Une période d’apprentissage est cependant nécessaire. Le téléopérateur, portant un exosquelette, est immergé dans un environnement de réalité virtuelle dans lequel il montre au robot comment effectuer une série de mouvements, que ce dernier va ensuite copier et répéter, pour parfaire leurs exécutions dans de nouvelles situations (figures). « Au contraire d’un robot industriel programmé pour effectuer de manière répétitive des tâches parfaitement identiques, explique Sylvain Calinon, il s’agit là d’apprendre des séquences de base que le robot adaptera et assemblera lui-même pour arriver à une séquence complète qui ne sera jamais deux fois tout à fait identique. »
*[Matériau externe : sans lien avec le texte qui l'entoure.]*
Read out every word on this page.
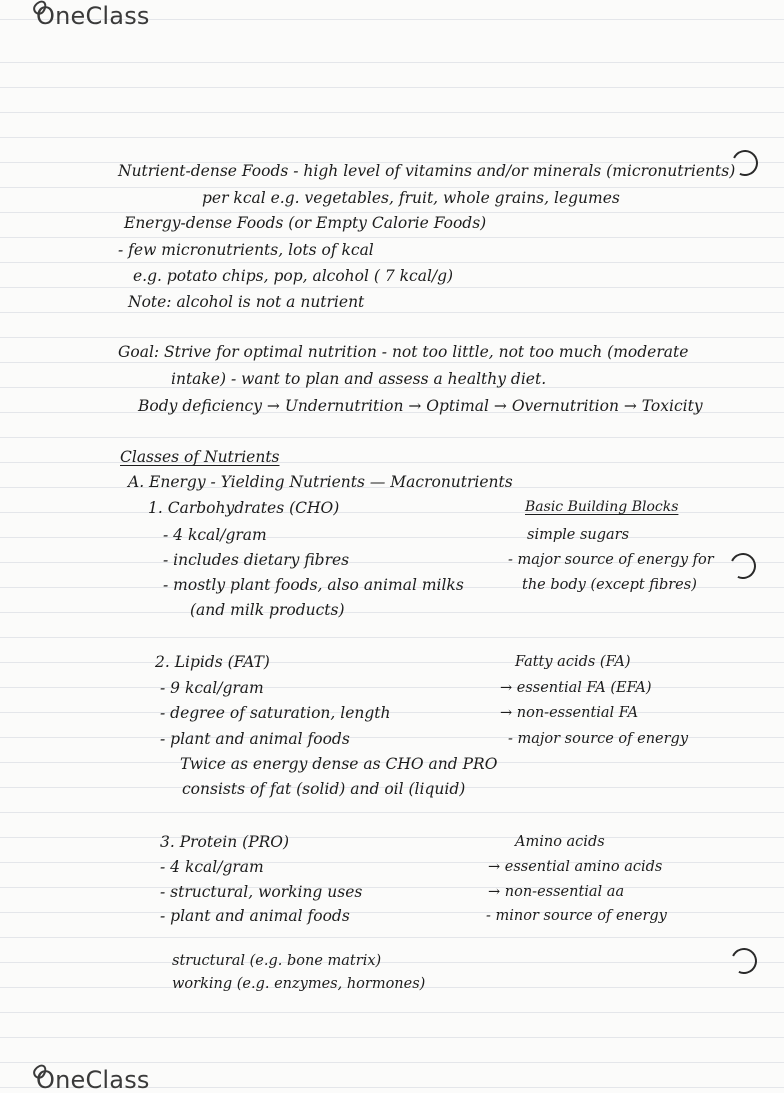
OneClass
Nutrient-dense Foods - high level of vitamins and/or minerals (micronutrients)
per kcal e.g. vegetables, fruit, whole grains, legumes
Energy-dense Foods (or Empty Calorie Foods)
- few micronutrients, lots of kcal
e.g. potato chips, pop, alcohol ( 7 kcal/g)
Note: alcohol is not a nutrient
Goal: Strive for optimal nutrition - not too little, not too much (moderate
intake) - want to plan and assess a healthy diet.
Body deficiency → Undernutrition → Optimal → Overnutrition → Toxicity
Classes of Nutrients
A. Energy - Yielding Nutrients — Macronutrients
1. Carbohydrates (CHO)	Basic Building Blocks
- 4 kcal/gram
- includes dietary fibres
- mostly plant foods, also animal milks
(and milk products)
simple sugars
- major source of energy for
the body (except fibres)
2. Lipids (FAT)
- 9 kcal/gram
- degree of saturation, length
- plant and animal foods
Twice as energy dense as CHO and PRO
consists of fat (solid) and oil (liquid)
Fatty acids (FA)
→ essential FA (EFA)
→ non-essential FA
- major source of energy
3. Protein (PRO)
- 4 kcal/gram
- structural, working uses
- plant and animal foods
Amino acids
→ essential amino acids
→ non-essential aa
- minor source of energy
structural (e.g. bone matrix)
working (e.g. enzymes, hormones)
OneClass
Les chercheurs de l’Idiap ne disposant pas de robot sous-marin, ils ont tout d’abord développé et testé leurs algorithmes d’apprentissage machine sur un robot industriel, nommé Baxter, possédant lui aussi deux bras articulés, contrôlés avec des commandes en force. Baxter peut assimiler l’information via une caméra qui lui montre le mouvement à effectuer, qu’il va ensuite copier et répéter afin de le parfaire. On peut également lui prendre la main, littéralement, et le guider, un peu comme un ergothérapeute, dans la réalisation d’un geste. Des partenaires du projet ont développé les véritables bras du robot avant de les monter sur une plateforme robotique d’exploration « Apache » (figure) de la Comex, société spécialisée dans les technologies hypo- et hyperbares (sous-marines et spatiales).

Durant l’été 2017, les partenaires du projet DexROV ont fait le grand saut dans l’eau en envoyant leur robot simuler avec succès une mission de recherche archéologique par 100 m de profondeur au large de Marseille tout en le pilotant depuis Bruxelles dans les locaux de Space Applications Services, compagnie qui coordonne le projet. Mais le grand examen aura lieu en août 2018, quand il devra travailler par 1300 m de fond. D’ici là, DexROV poursuit son apprentissage sur des panneaux techniques (figures) représentatifs des tâches à accomplir dans les domaines archéologique, industriel et énergétique, qui ne sont pas sans rappeler les jeux d’éveil proposés aux bambins.